Sounds great, doesn’t it, but a few words of caution are in order before you dive headlong into this pool.
First, to be meaningful, value-added has to be measured at a very granular level – at the level at which replenishment orders are generated; perhaps at the warehouse/SKU level. Also, we need to calculate averages as we cannot look at individual periods in isolation, on the absolute amount of value-added in order to focus attention on the items that matter. In addition we would ideally be able to make a distinction between systematic error (bias) and unsystematic error (variation) as they often have different causes and so require different corrective action.
All of this is likely to take the use of value-added measures beyond what can be accomplished on a spreadsheet, particularly as we will want to drill up and down product hierarchies to track down the source of problems.
Finally, be prepared for a shock. Our research shows that it is not as easy to beat a simple naïve forecast on average as you might think.

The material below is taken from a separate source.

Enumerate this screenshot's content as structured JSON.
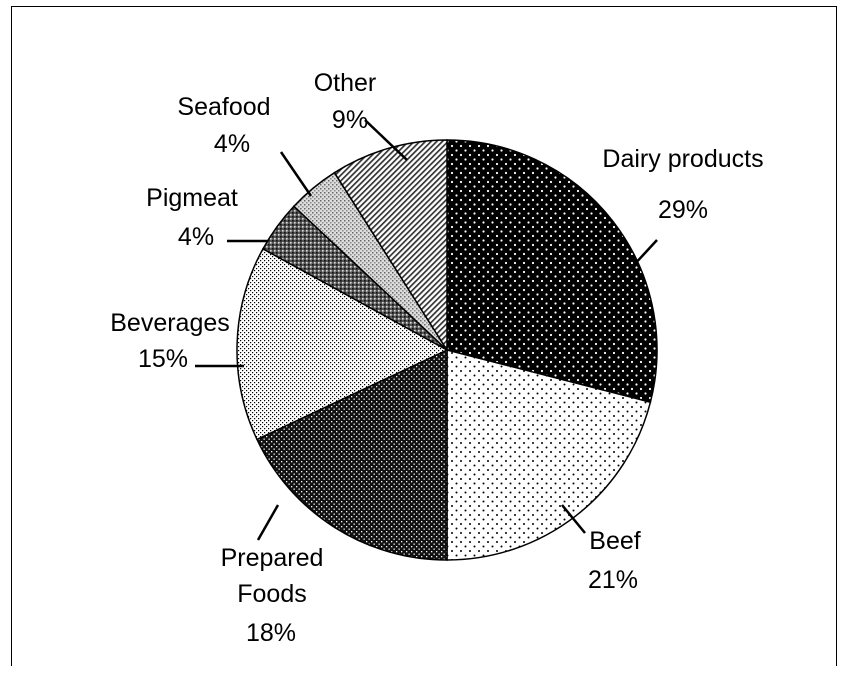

And at the most granular level typically up to 50% of forecasts destroy value. On the positive side, this demonstrates how easy it should be to increase the value of the forecast process.
So, there will perhaps be some cost and perhaps some false pride to be swallowed, but I would argue that this is a small price to pay for repositioning forecasting from back office whipping boys to respected professionals making a measurable contribution to the value of the business.